ただしモデルとして、対テロ活動を行う特殊組織犯罪対策室がかつて公安課内に存在していました。(給仕)

【バイエル】ドイツに本社を置く化学、製薬企業。バイエルが買収したモンサント社は遺伝子組換え作物や発がん性のある農薬を製造しています。(探偵)

【美術商】『ヴァンパイア:ザ・マスカレード』に登場する芸術愛好家のトレアドール氏族がモデルです。

【ポスト印象派】印象派の後に1880年代から登場した美術形式ですが、同時代に活躍した画家たちに対する呼称で共通の画風があるわけではありません。ポスト印象派は20世紀美術へとつながっていきます。
美術商がパリへ渡ったのは19世紀ですが、19世紀は西洋美術史が大きく動き出した時代です。印象派、ポスト印象派とそれまでと比べるとはるかに短期間で新たな画風が生まれていきます。時代はどんどん移り変わっていくのに、自分だけが取り残されていく。美的感覚が鋭い美術商だからこそ、大きな恐怖と焦りを覚えています。(美術商)
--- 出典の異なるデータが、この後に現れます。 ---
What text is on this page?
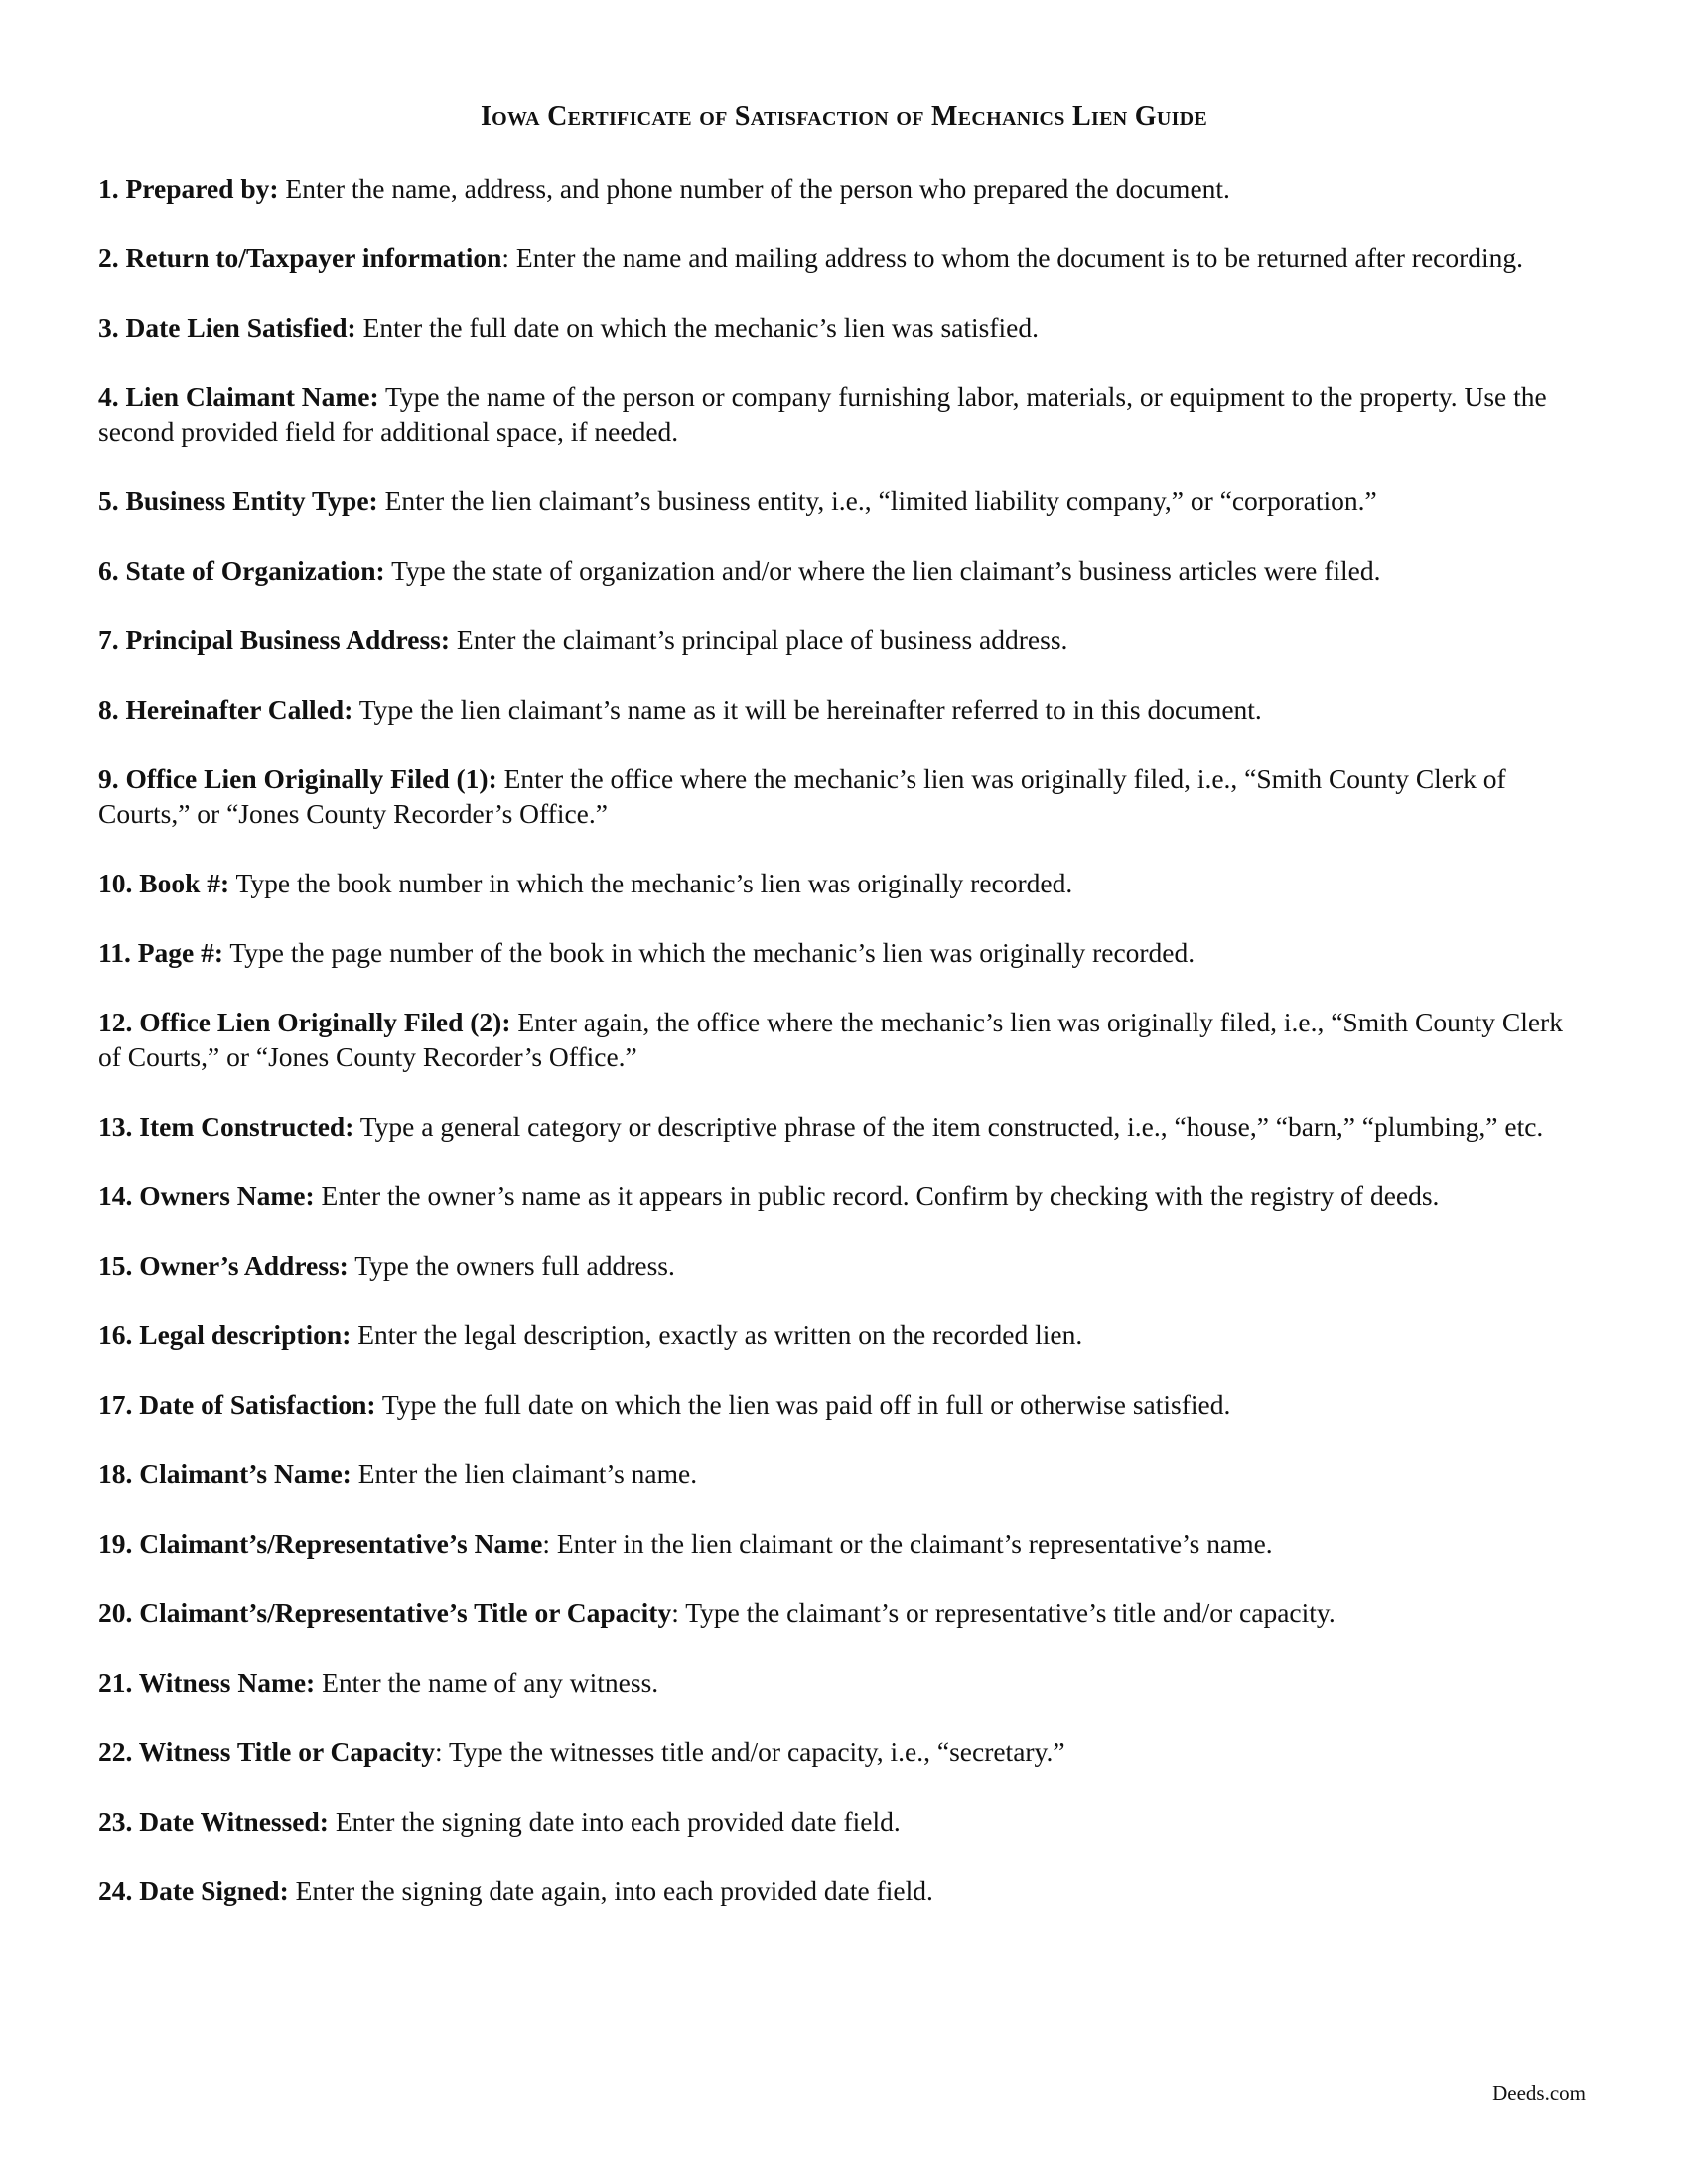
Iowa Certificate of Satisfaction of Mechanics Lien Guide
1. Prepared by: Enter the name, address, and phone number of the person who prepared the document.
2. Return to/Taxpayer information: Enter the name and mailing address to whom the document is to be returned after recording.
3. Date Lien Satisfied: Enter the full date on which the mechanic’s lien was satisfied.
4. Lien Claimant Name: Type the name of the person or company furnishing labor, materials, or equipment to the property. Use the second provided field for additional space, if needed.
5. Business Entity Type: Enter the lien claimant’s business entity, i.e., “limited liability company,” or “corporation.”
6. State of Organization: Type the state of organization and/or where the lien claimant’s business articles were filed.
7. Principal Business Address: Enter the claimant’s principal place of business address.
8. Hereinafter Called: Type the lien claimant’s name as it will be hereinafter referred to in this document.
9. Office Lien Originally Filed (1): Enter the office where the mechanic’s lien was originally filed, i.e., “Smith County Clerk of Courts,” or “Jones County Recorder’s Office.”
10. Book #: Type the book number in which the mechanic’s lien was originally recorded.
11. Page #: Type the page number of the book in which the mechanic’s lien was originally recorded.
12. Office Lien Originally Filed (2): Enter again, the office where the mechanic’s lien was originally filed, i.e., “Smith County Clerk of Courts,” or “Jones County Recorder’s Office.”
13. Item Constructed: Type a general category or descriptive phrase of the item constructed, i.e., “house,” “barn,” “plumbing,” etc.
14. Owners Name: Enter the owner’s name as it appears in public record. Confirm by checking with the registry of deeds.
15. Owner’s Address: Type the owners full address.
16. Legal description: Enter the legal description, exactly as written on the recorded lien.
17. Date of Satisfaction: Type the full date on which the lien was paid off in full or otherwise satisfied.
18. Claimant’s Name: Enter the lien claimant’s name.
19. Claimant’s/Representative’s Name: Enter in the lien claimant or the claimant’s representative’s name.
20. Claimant’s/Representative’s Title or Capacity: Type the claimant’s or representative’s title and/or capacity.
21. Witness Name: Enter the name of any witness.
22. Witness Title or Capacity: Type the witnesses title and/or capacity, i.e., “secretary.”
23. Date Witnessed: Enter the signing date into each provided date field.
24. Date Signed: Enter the signing date again, into each provided date field.

Deeds.com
【マダム】『ヴァンパイア:ザ・マスカレード』に登場する人間との調和、悟りを目指すサルブリ氏族がモデルです。時代によってさまざまな名前で活動していて、アレクサンドリアのカタリナもいくつかある名前の1つです。

【マネ】1860年代~1880年代にパリで活躍した画家で印象派の先駆者。(美術商)

【モネ】1870年代~1890年代にパリで活躍した印象派を代表する画家。(美術商)

【ラテン語】ローマ帝国、カトリック教会の公用語で、ヨーロッパでは古代から近代まで知識階級の言語として使用されました。
マダムが長く滞在していたのはヨーロッパで、ネイティブレベルで使いこなしています。一方で美術商は近代人でありラテン語は日常的に使用していません。しかし美術商より歳古い吸血鬼と交流するためにラテン語を収録した辞書を持っています。

【ルノワール】1860年代~1910年代にパリで活躍した印象派を代表する画家、後半生は画風に変化がありポスト印象派でもあります。(美術商)
【ロザリオ】吸血鬼の弱点として十字架、にんにく、銀、流れる水などが一般的に知られていますが、本作ではこれらは弱点ではありません。
【ワーウルフ:ジ・アポカリプス】作品のインスパイア元となったTRPGの1つで、地球を汚染から守る人狼たちが描かれています。